Les êtres vivants que nous sommes constituent un univers tout à fait étrange qui nous est pratiquement totalement inconnu : nous vivons sans savoir comment, nous digérons, nous respirons, nous sommes portés par l’univers, tout un travail s’accomplit en nous à notre insu et avec une intelligence absolument sensationnelle.
Si nous songeons que nous sommes composés de 60 millions de millions de cellules, dont 14 milliards dans notre estomac, si nous songeons que 500 000 millions de ces cellules sont détruites chaque jour, si nous songeons que toutes ces cellules sont admirablement coordonnées, qu’elles fonctionnent sans défaillance, se complétant les unes les autres et tout cela à notre insu, nous sommes complètement effarés.
Il y a en nous à l’œuvre, une intelligence prodigieuse puisque la science, avec tous ses moyens, est au commencement : elle balbutie, elle n’a créé aucun de ces éléments jusqu’au bout, même le plus infime. Et tout cela pourtant s’accomplit devant nous. Tout cela nous constitue sans que nous sachions comment.
Et ce qu’il y a de plus étonnant, c’est que cette matière qui nous paraît si étendue, est en réalité composée de vides. Si l’on réunissait toutes les cellules de notre corps, tous les noyaux de notre corps, ils tiendraient dans 4 milliardièmes de millimètres. Et si on rassemblait tous les noyaux de toutes les cellules de tous les hommes vivants du monde, on obtiendrait la taille d’un grain de riz. Nous sommes faits de vides et pourtant tout cela fonctionne admirablement et quand une blessure se fait en nous, elle se cicatrise et, quand une fonction est inhibée, elle trouve des suppléances. Et tout cela se fait en vertu de quoi ?
Si nous examinons notre vie et la vie de tous les vivants, nous voyons qu’elle est en flux continuel. Elle ne cesse pas de se renouveler : il n’y a pas en nous, à l’âge où je suis, un atome qui ait existé au moment où nous avons été conçus, au moment où nous sommes nés. Tout cela est un fait perpétuel. Tout cela ne cesse de se renouveler. Et pourtant nous restons nous-mêmes. Comment ? Qu’est-ce qui fait l’identité de l’embryon et du vieillard ? C’est une certaine architecture, une certaine forme, une certaine structure qui est en quelque sorte invisible, qui est en quelque sorte immatérielle.
Le vivant est un système, une structure ou une forme qui subsiste alors même que chacun des éléments matériels sont intégrés et renouvelés. Et cette structure, puisqu’elle subsiste alors que tous les éléments sont changés, cette structure n’est pas matière. Qu’est-ce qu’elle est ?

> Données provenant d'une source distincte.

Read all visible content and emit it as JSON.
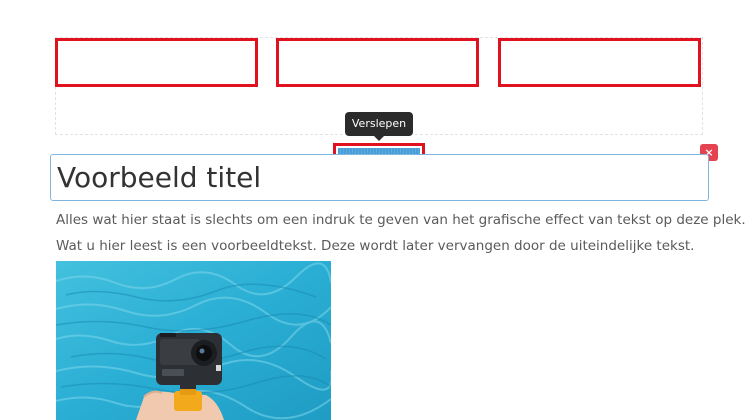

On a fait des expériences extraordinaires : on a broyé le virus du tabac. On a déchiqueté cette espèce de pâte. Il ne restait plus rien de structuré et, en replaçant ces éléments dans un milieu favorable, ils se sont reconstitués totalement. Tout d’un coup, le plan de travail a resurgi, l’architecture s’est reformée. Où était-elle ? Quand vous voyez une plante mourir, se flétrir, où s’en va la vie ? Il nous est absolument impossible de le percevoir, et pourtant c’est en vertu de cette structure en quelque sorte invisible et immatérielle, c’est en vertu de ce plan intérieur et immanent que le vivant se tient debout et qu’il persévère dans son existence.
Nous sommes donc dans cette situation extrêmement intéressante aujourd’hui, de voir que la matière nous suit en quelque sorte et que nous la saisissons à travers le phénomène, à travers ce qui apparaît mais que nous ne savons pas dire ce qu’elle est et que l’essentiel est précisément dans le monde visible, ses structures, ses architectures intérieures qui conditionnent, ou plutôt qui constituent tous les vivants, qui constituent finalement ce qui existe, ces structures elles-mêmes sont en quelque sorte invisibles et immatérielles.
Cela donc nous permet d’envisager plus aisément une vocation spirituelle de l’univers, car la matière, ce n’est pas elle qui est la source du matérialisme. Le matérialisme, c’est le fruit de l’esprit, c’est qu’un esprit use mal de la matière quand il veut se posséder lui-même et la posséder, quand il ramène tout à ses besoins et à ses passions : c’est dans son avarice qu’il matérialise l’univers.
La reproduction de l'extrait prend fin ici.